Quand l’Évangile dit : « Je te donnerai les clés du royaume des Cieux : tout ce que tu auras lié sur la terre sera lié dans les cieux, et tout ce que tu auras délié sur la terre sera délié dans les cieux. », nous entendons qu’il fonde la mission de Pierre. Et cette citation a été comprise par l’Église comme « Pouvoir des clés » : l’Église s’est ainsi vue investie du pouvoir d’agir au nom du Christ. Il y a pourtant une autre lecture à faire de ce passage, qui est celle de la « responsabilité des clés » : « Attention, ce que vous lierez ou délierez sur la Terre aura des conséquences jusqu’au ciel ! ». Ce qui n’est pas tout à fait la même chose que « Je vous laisse tout le pouvoir ».

On comprend alors la responsabilité de nos fermetures de cœur et d’esprit qui ferment la porte du ciel à ceux qui nous entourent et, ainsi, vident nos églises. De même, ce sont nos ouvertures – de cœur et d’esprit – qui les remplissent.

Prions qu’à nouveau, à la question de Jésus « Pour vous, qui suis-je ? » nos communautés répondent aussi spontanément et avec la même exaltation que Pierre : « Tu es le Christ, le Fils du Dieu vivant ! ». Ce sera le signe qu’elles sont à nouveau rayonnantes.
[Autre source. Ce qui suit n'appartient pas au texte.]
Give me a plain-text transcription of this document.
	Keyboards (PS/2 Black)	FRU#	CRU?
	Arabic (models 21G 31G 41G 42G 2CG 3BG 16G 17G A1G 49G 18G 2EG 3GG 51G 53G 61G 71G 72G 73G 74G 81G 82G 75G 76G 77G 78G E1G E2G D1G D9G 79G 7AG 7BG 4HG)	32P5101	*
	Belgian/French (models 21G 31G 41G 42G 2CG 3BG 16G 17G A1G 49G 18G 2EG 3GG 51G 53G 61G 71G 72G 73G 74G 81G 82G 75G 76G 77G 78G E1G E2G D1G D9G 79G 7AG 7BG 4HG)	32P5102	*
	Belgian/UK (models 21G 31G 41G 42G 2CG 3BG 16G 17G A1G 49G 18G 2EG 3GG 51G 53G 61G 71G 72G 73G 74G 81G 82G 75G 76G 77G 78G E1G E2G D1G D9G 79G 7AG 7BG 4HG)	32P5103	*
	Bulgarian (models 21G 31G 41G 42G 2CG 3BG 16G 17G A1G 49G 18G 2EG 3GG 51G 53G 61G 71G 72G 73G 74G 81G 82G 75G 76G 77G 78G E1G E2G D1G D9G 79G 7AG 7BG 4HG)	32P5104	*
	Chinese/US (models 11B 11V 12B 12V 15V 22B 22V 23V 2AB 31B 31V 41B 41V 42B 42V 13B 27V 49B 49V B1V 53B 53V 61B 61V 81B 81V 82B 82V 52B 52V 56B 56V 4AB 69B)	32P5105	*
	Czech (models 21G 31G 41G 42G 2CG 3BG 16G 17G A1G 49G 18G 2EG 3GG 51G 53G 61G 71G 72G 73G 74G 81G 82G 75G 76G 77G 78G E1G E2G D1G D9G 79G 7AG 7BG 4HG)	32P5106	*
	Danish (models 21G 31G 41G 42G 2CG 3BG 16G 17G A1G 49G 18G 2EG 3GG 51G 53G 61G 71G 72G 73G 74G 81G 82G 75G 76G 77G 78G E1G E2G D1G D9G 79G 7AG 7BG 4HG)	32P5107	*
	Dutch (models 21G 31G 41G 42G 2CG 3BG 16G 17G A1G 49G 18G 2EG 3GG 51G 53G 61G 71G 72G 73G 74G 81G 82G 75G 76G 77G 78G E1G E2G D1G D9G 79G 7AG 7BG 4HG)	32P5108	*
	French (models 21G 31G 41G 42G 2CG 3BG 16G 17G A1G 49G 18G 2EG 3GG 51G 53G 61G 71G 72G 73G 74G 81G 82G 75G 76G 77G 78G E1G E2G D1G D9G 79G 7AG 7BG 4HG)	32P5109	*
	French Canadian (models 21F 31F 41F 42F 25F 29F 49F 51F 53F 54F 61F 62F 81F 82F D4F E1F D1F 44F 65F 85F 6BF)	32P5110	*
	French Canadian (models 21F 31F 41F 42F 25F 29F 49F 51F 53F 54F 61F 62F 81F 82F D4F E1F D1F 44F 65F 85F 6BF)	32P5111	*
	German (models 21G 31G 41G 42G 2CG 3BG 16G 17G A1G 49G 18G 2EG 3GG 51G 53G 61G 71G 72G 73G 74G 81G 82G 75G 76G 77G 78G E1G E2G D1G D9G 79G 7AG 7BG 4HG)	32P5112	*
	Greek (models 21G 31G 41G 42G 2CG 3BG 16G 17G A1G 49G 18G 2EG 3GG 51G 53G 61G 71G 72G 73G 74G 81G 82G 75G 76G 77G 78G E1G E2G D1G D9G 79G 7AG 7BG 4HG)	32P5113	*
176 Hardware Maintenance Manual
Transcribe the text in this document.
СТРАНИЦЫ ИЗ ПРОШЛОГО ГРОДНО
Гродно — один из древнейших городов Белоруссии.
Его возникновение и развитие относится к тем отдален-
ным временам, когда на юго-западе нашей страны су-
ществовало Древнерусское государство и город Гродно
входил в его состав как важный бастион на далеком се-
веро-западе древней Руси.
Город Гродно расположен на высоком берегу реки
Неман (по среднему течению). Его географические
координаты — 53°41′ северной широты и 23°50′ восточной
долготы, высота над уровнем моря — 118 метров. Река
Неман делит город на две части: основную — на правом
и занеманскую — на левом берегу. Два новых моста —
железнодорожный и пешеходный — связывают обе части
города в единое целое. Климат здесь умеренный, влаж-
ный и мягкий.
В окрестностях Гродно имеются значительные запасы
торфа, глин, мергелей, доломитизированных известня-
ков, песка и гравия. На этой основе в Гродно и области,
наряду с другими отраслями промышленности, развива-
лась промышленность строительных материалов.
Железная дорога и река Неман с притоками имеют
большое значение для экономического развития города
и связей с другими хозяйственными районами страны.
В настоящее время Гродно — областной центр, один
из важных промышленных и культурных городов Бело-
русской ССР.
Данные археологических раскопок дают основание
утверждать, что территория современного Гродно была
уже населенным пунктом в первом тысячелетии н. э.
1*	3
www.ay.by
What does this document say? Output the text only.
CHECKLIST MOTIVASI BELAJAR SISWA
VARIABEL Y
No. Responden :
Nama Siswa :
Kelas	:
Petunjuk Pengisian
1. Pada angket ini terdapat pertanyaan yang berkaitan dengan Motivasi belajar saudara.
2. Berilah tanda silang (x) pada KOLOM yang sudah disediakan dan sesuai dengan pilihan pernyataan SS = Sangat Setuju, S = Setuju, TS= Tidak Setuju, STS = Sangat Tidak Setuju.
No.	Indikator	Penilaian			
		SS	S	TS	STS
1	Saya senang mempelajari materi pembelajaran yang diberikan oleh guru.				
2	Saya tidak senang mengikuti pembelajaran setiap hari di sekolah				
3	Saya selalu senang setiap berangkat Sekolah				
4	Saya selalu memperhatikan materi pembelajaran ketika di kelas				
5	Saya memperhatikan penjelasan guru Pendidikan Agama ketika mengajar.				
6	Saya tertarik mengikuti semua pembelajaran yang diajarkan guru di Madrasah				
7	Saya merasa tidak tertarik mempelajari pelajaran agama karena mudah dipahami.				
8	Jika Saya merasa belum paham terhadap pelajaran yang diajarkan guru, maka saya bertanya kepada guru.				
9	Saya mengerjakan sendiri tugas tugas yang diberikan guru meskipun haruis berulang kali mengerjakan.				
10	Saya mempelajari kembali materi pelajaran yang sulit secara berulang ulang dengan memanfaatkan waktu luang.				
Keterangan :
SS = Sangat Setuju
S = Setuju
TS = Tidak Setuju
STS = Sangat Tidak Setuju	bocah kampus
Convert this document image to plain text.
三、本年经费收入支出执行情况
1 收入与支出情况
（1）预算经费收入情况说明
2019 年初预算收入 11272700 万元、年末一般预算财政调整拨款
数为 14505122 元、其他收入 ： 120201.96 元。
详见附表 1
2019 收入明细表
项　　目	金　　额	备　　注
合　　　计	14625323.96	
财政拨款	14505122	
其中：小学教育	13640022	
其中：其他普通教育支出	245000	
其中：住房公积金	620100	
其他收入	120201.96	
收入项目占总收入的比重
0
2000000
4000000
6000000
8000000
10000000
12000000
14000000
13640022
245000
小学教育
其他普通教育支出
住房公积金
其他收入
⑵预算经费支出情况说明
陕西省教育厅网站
Suis-je moi-même prêt à ce cri d’amour, à vivement professer ma foi au Christ au regard de la sécularisation galopante ?

« Pour vous, qui suis-je ? » De notre réponse dépend l’accès que nous offrons au règne de Dieu parmi les hommes. La clé du Royaume, c’est l’authentique de la foi. Elle est offerte à tout qui la désire.